Aulus avait l'habitude de se procurer des esclaves sans passer par la vente aux enchères. Il s'adressait directement à Gératus. Il savait que ce dernier avait un gros faible pour les beaux et jeunes messieurs de la noblesse romaine et il en profitait de façon éhontée.

" J'ai un arrivage de toute beauté, ils viennent de Germanie. N'est-ce pas ce que tu souhaitais sublime seigneur ? " minauda le marchand avec force courbettes. 

Il s'agissait d'un homme plutôt gras, au visage jovial et à la barbe noire parfaitement taillée. Il avait le teint doré des natifs de la rive sud de la Méditerranée et portait une tunique de soie lumineuse ainsi que de nombreux bijoux précieux.

" C'est très rare d'en recevoir... Il a fallu une petite révolte localisée qui a rapidement été matée par nos valeureuses légions et le marché a de nouveau été alimenté, continua-t-il en faisant signe aux deux jeunes hommes de le suivre. J'ai mis de côté les plus belles pièces pour toi Astre étincelant."

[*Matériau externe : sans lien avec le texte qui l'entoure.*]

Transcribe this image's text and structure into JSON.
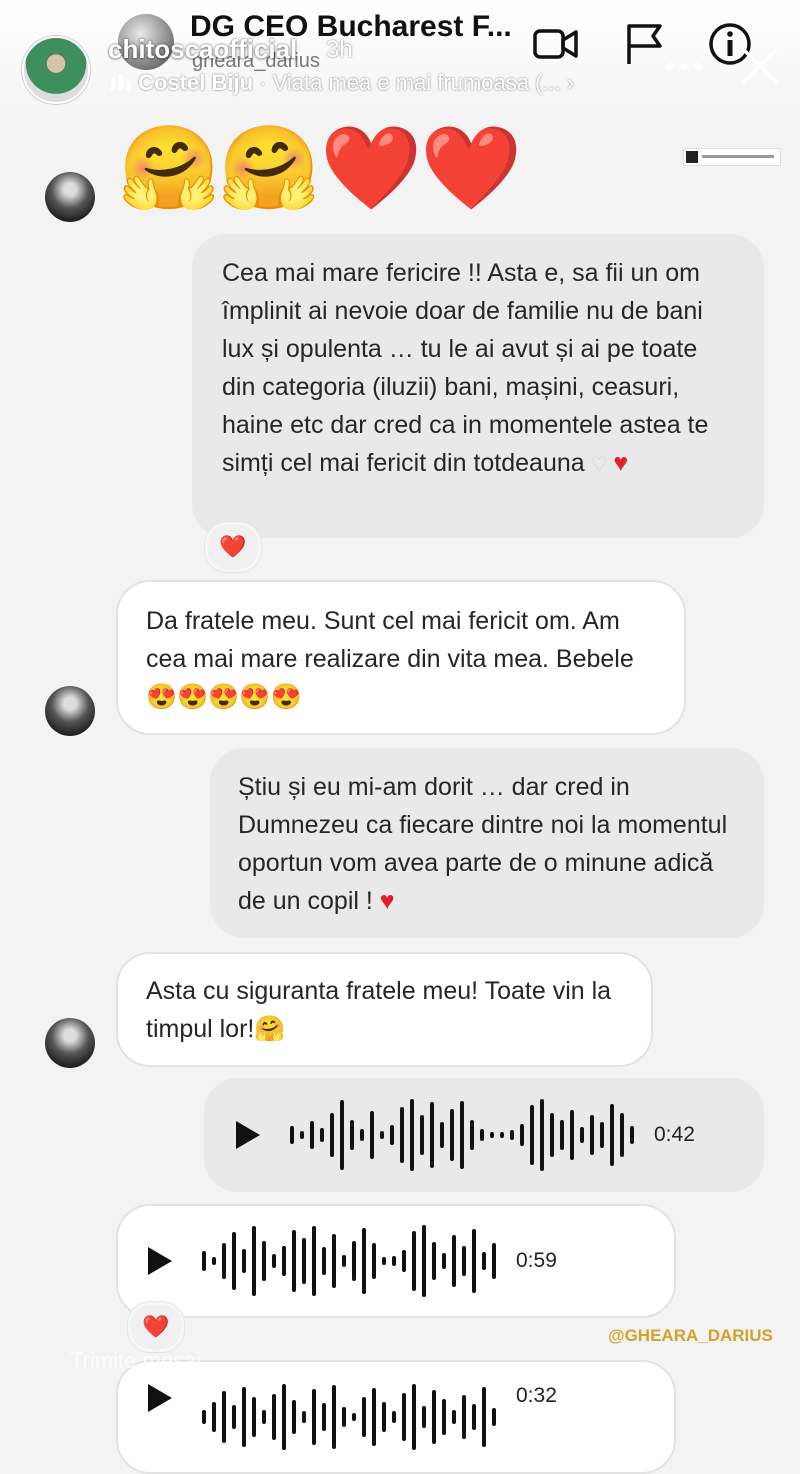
{
  "story": {
    "username": "chitoscaofficial",
    "time": "3h",
    "music_artist": "Costel Biju",
    "music_separator": "·",
    "music_title": "Viata mea e mai frumoasa (..."
  },
  "chat_header": {
    "name": "DG CEO Bucharest F...",
    "username": "gneara_darius"
  },
  "messages": {
    "emoji_row": [
      "🤗",
      "🤗",
      "❤️",
      "❤️"
    ],
    "m1": {
      "text": "Cea mai mare fericire !! Asta e, sa fii un om împlinit ai nevoie doar de familie nu de bani lux și opulenta … tu le ai avut și ai pe toate din categoria (iluzii) bani, mașini, ceasuri, haine  etc dar cred ca in momentele astea te simți cel mai fericit din totdeauna",
      "reaction": "❤️"
    },
    "m2": {
      "text": "Da fratele meu. Sunt cel mai fericit om. Am cea mai mare realizare din vita mea. Bebele😍😍😍😍😍"
    },
    "m3": {
      "text": "Știu și eu mi-am dorit … dar cred in Dumnezeu ca fiecare dintre noi la momentul oportun vom avea parte de o minune adică de un copil !"
    },
    "m4": {
      "text": "Asta cu siguranta fratele meu! Toate vin la timpul lor!🤗"
    },
    "voice1": {
      "duration": "0:42"
    },
    "voice2": {
      "duration": "0:59",
      "reaction": "❤️"
    },
    "voice3": {
      "duration": "0:32"
    }
  },
  "watermark": "@GHEARA_DARIUS",
  "reply_placeholder": "Trimite mesaj",
  "colors": {
    "heart": "#e0202a",
    "watermark": "#d3a12a",
    "incoming_bubble": "#ffffff",
    "outgoing_bubble": "#e9e9e9"
  }
}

" Je l'espère bien Gératus, ne suis-je pas ton meilleur client ? "

" Oh oui, merveille des merveilles, et aussi le plus beau et le plus généreux. "

" Une générosité qui me coûte cher ! où sont-ils ? "

Le marchand guida les deux jeunes patriciens jusque dans la cour de son établissement. Là, il s'approcha d'une cellule fermée à double tour. A l'intérieur, gisaient à même le sol une demi-douzaine de germains crasseux visiblement épuisés par leur long et terrible voyage jusqu'à Rome. Leurs mines renfrognées se transformèrent en un éclair en peur lorsqu' ils aperçurent le marchand.

" Ce sont là tes plus belles pièces ! " s'effara Aulus visiblement dégoûté par cette vision d'horreur.

" Je suis désolé excellence mais, ils viennent juste d'arriver. Je t'assure qu'après un bon bain... " fit Gératus l'air confus.

Aulus s'approcha plus près de la grille. Tout en étant fortement indisposé par l'odeur, il détailla un à un les barbares.

Derrière un monstre hirsute qui lui montrait ses crocs noircis, il posa son regard sur un jeune adolescent au regard fier. Aulus fit signe au marchand d'un mouvement de tête en direction du jeune germain.

" Toi, au fond, approche ! " ordonna le marchand.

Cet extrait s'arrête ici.